4.1.2.2. Clustering and outlier-detection in genetics
Clustering algorithms, particularly hierarchical methods, are commonly used in genetics for:
finding evolutionary relationships between DNA samples, for example, in reconstructing phylogenetic trees and mapping haplotypes within populations[169].
finding functional relationships between genes based on gene expression data[170,171].
For applications in group (1), individuals are generally separated into clusters based on their DNA variants, whereas for (2) samples are separated into clusters based on their gene expression.
Clustering methods are only very rarely used to cluster individuals in phenotype prediction or variant prioritisation tasks.
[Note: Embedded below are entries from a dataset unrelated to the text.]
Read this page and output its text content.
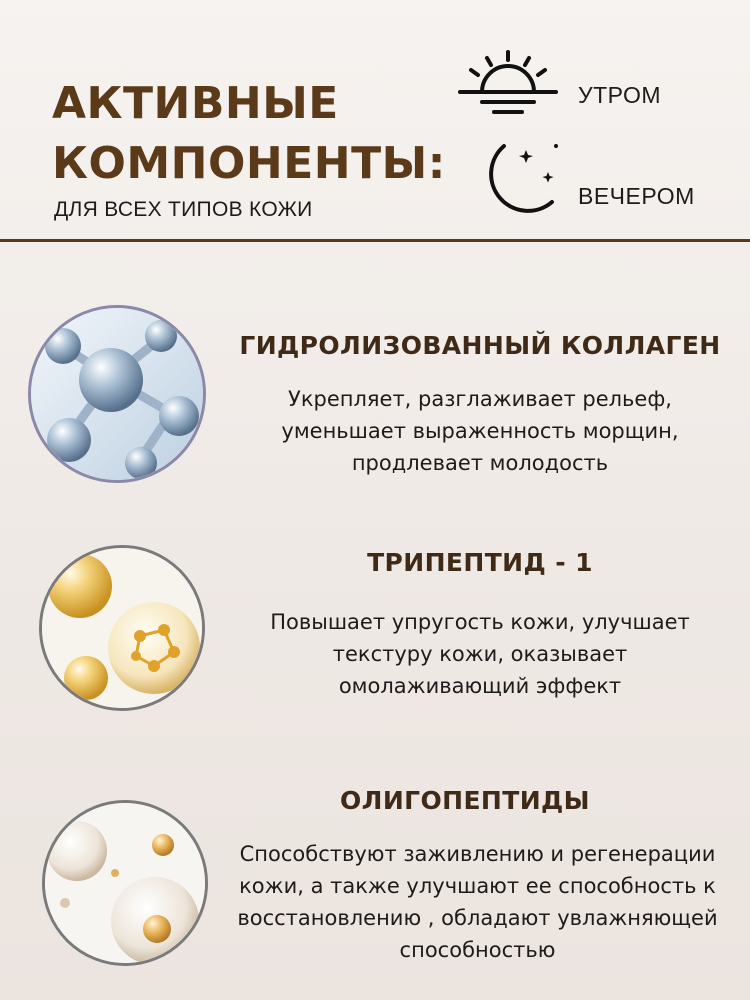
АКТИВНЫЕ
КОМПОНЕНТЫ:
ДЛЯ ВСЕХ ТИПОВ КОЖИ
УТРОМ
ВЕЧЕРОМ
ГИДРОЛИЗОВАННЫЙ КОЛЛАГЕН
Укрепляет, разглаживает рельеф,
уменьшает выраженность морщин,
продлевает молодость
ТРИПЕПТИД - 1
Повышает упругость кожи, улучшает
текстуру кожи, оказывает
омолаживающий эффект
ОЛИГОПЕПТИДЫ
Способствуют заживлению и регенерации
кожи, а также улучшают ее способность к
восстановлению , обладают увлажняющей
способностью
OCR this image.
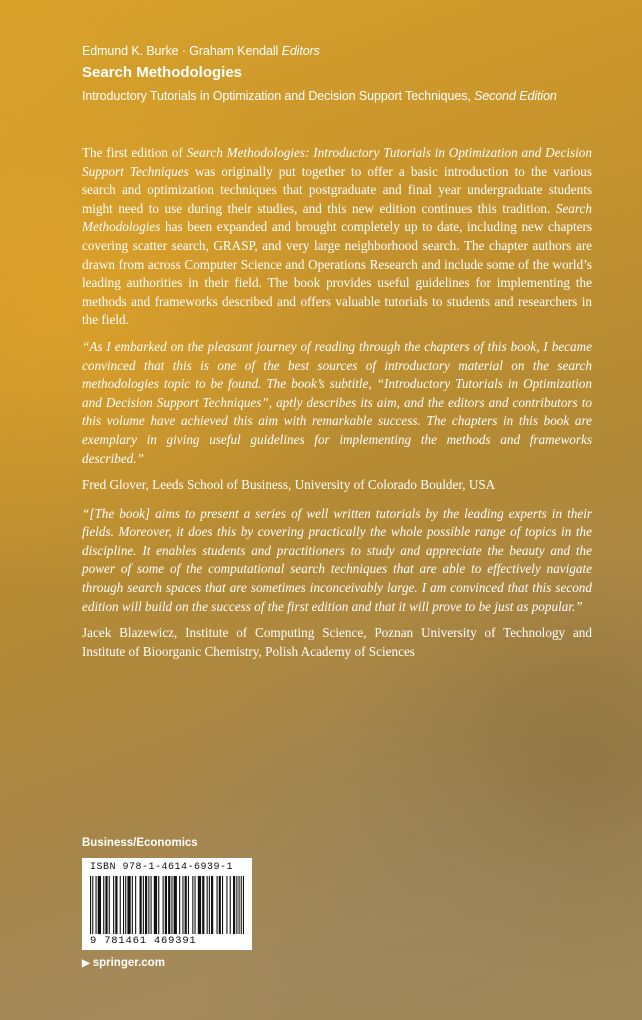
Edmund K. Burke · Graham Kendall Editors
Search Methodologies
Introductory Tutorials in Optimization and Decision Support Techniques, Second Edition

The first edition of Search Methodologies: Introductory Tutorials in Optimization and Decision Support Techniques was originally put together to offer a basic introduction to the various search and optimization techniques that postgraduate and final year undergraduate students might need to use during their studies, and this new edition continues this tradition. Search Methodologies has been expanded and brought completely up to date, including new chapters covering scatter search, GRASP, and very large neighborhood search. The chapter authors are drawn from across Computer Science and Operations Research and include some of the world’s leading authorities in their field. The book provides useful guidelines for implementing the methods and frameworks described and offers valuable tutorials to students and researchers in the field.

“As I embarked on the pleasant journey of reading through the chapters of this book, I became convinced that this is one of the best sources of introductory material on the search methodologies topic to be found. The book’s subtitle, “Introductory Tutorials in Optimization and Decision Support Techniques”, aptly describes its aim, and the editors and contributors to this volume have achieved this aim with remarkable success. The chapters in this book are exemplary in giving useful guidelines for implementing the methods and frameworks described.”

Fred Glover, Leeds School of Business, University of Colorado Boulder, USA

“[The book] aims to present a series of well written tutorials by the leading experts in their fields. Moreover, it does this by covering practically the whole possible range of topics in the discipline. It enables students and practitioners to study and appreciate the beauty and the power of some of the computational search techniques that are able to effectively navigate through search spaces that are sometimes inconceivably large. I am convinced that this second edition will build on the success of the first edition and that it will prove to be just as popular.”

Jacek Blazewicz, Institute of Computing Science, Poznan University of Technology and Institute of Bioorganic Chemistry, Polish Academy of Sciences

Business/Economics
ISBN 978-1-4614-6939-1
9 781461 469391
▶ springer.com
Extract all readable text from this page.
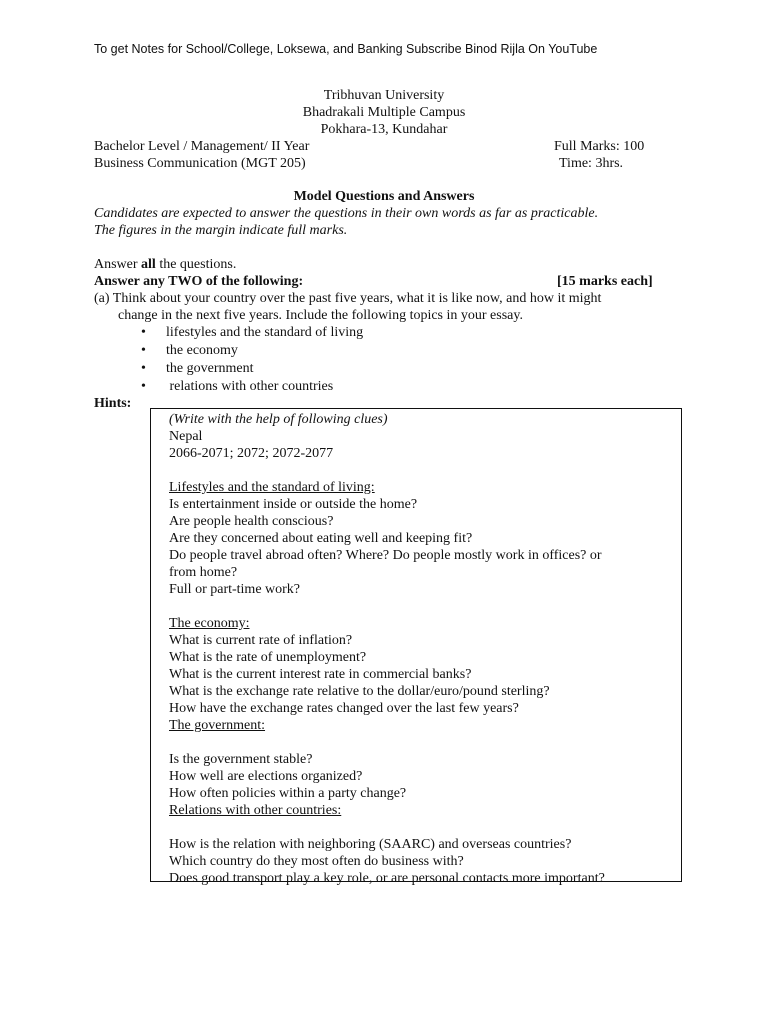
To get Notes for School/College, Loksewa, and Banking Subscribe Binod Rijla On YouTube
Tribhuvan University
Bhadrakali Multiple Campus
Pokhara-13, Kundahar
Bachelor Level / Management/ II Year	Full Marks: 100
Business Communication (MGT 205)	Time: 3hrs.
Model Questions and Answers
Candidates are expected to answer the questions in their own words as far as practicable.
The figures in the margin indicate full marks.
Answer all the questions.
Answer any TWO of the following:	[15 marks each]
(a) Think about your country over the past five years, what it is like now, and how it might
change in the next five years. Include the following topics in your essay.
• lifestyles and the standard of living
• the economy
• the government
• relations with other countries
Hints:
(Write with the help of following clues)
Nepal
2066-2071; 2072; 2072-2077
Lifestyles and the standard of living:
Is entertainment inside or outside the home?
Are people health conscious?
Are they concerned about eating well and keeping fit?
Do people travel abroad often? Where? Do people mostly work in offices? or
from home?
Full or part-time work?
The economy:
What is current rate of inflation?
What is the rate of unemployment?
What is the current interest rate in commercial banks?
What is the exchange rate relative to the dollar/euro/pound sterling?
How have the exchange rates changed over the last few years?
The government:
Is the government stable?
How well are elections organized?
How often policies within a party change?
Relations with other countries:
How is the relation with neighboring (SAARC) and overseas countries?
Which country do they most often do business with?
Does good transport play a key role, or are personal contacts more important?
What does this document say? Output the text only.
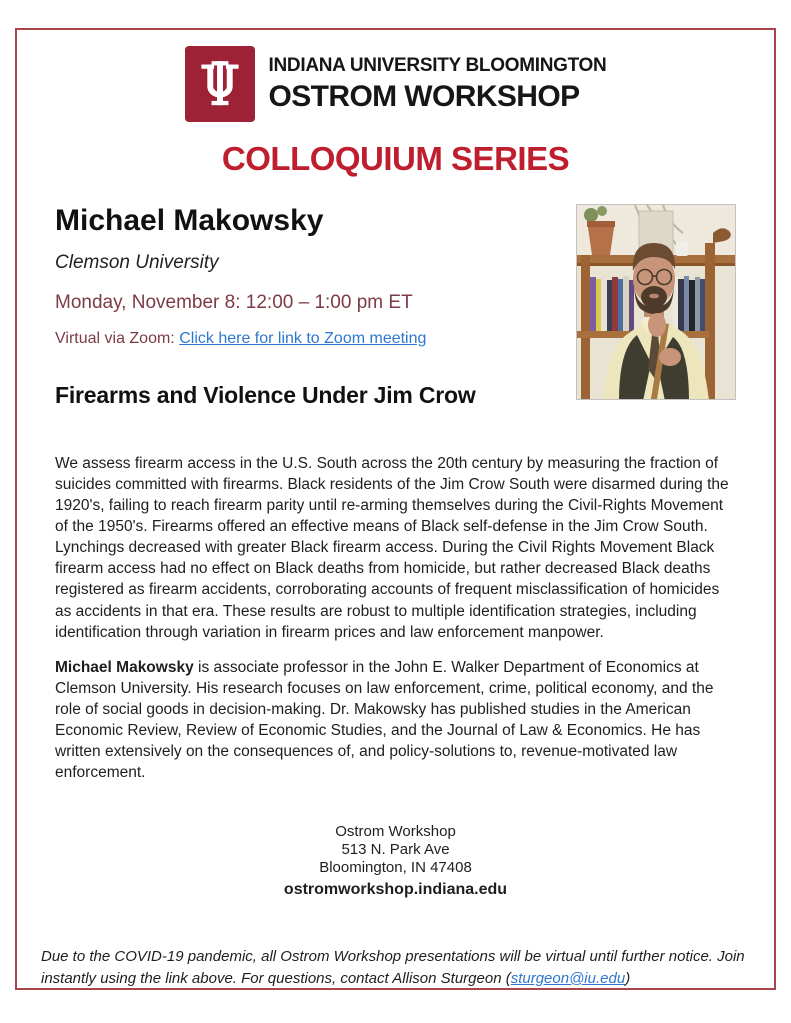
INDIANA UNIVERSITY BLOOMINGTON
OSTROM WORKSHOP
COLLOQUIUM SERIES
Michael Makowsky
Clemson University
Monday, November 8: 12:00 – 1:00 pm ET
Virtual via Zoom: Click here for link to Zoom meeting
Firearms and Violence Under Jim Crow

We assess firearm access in the U.S. South across the 20th century by measuring the fraction of suicides committed with firearms. Black residents of the Jim Crow South were disarmed during the 1920's, failing to reach firearm parity until re-arming themselves during the Civil-Rights Movement of the 1950's. Firearms offered an effective means of Black self-defense in the Jim Crow South. Lynchings decreased with greater Black firearm access. During the Civil Rights Movement Black firearm access had no effect on Black deaths from homicide, but rather decreased Black deaths registered as firearm accidents, corroborating accounts of frequent misclassification of homicides as accidents in that era. These results are robust to multiple identification strategies, including identification through variation in firearm prices and law enforcement manpower.

Michael Makowsky is associate professor in the John E. Walker Department of Economics at Clemson University. His research focuses on law enforcement, crime, political economy, and the role of social goods in decision-making. Dr. Makowsky has published studies in the American Economic Review, Review of Economic Studies, and the Journal of Law & Economics. He has written extensively on the consequences of, and policy-solutions to, revenue-motivated law enforcement.

Ostrom Workshop
513 N. Park Ave
Bloomington, IN 47408
ostromworkshop.indiana.edu
Due to the COVID-19 pandemic, all Ostrom Workshop presentations will be virtual until further notice. Join instantly using the link above. For questions, contact Allison Sturgeon (sturgeon@iu.edu)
In one case, clustering individuals based on a combination of genotype and phenotype information has been applied to identify subtypes within emphysema[172] (a lung disease).
4.1.2.3. Overcoming the curse of dimensionality through dimensionality reduction and feature selection
The “curse of dimensionality” is a phrase coined by Richard E Bellman, during his work on dynamic programming[173], but has since proved relevant in many different mathematical and data-driven fields.
While it’s used colloquially as a catch-all complaint about high-dimensional data, the “curse” specifically refers to the sparsity of data that occurs exponentially with an increase in dimensions.
This leads to various problems in different fields[174] including general difficulty in reaching statistical significance and reduced usefulness of clustering, distance, and outlier metrics.
This can easily be a problem in genetics since we have tens of thousands of genes, and hundreds of thousands of variants as dimensions that we may want to cluster over.
As Fig. 4.1 illustrates, increasing the number of dimensions that we cluster over makes it exponentially harder for us to identify clusters in the data given a fixed number of individuals in our cohort.
In extreme cases, all samples or individuals look equally distant from each other in the sparse, high-dimensional space.
The curse of dimensionality can be partially reduced by choosing a clustering or outlier detection method which is more robust to the number of dimensions.
However, these still have limits, and in order to overcome these, it is necessary to reduce the number of dimensions in some way, this process is called feature selection.
This can be done through careful curation of important features, through variance cut-offs, or by dimensional reduction methods like Prinipal Component Analysis (PCA) or Multi-dimensional Scaling (MDS) which project the data into a different coordinate system and then discard some of the newly calculated dimensions.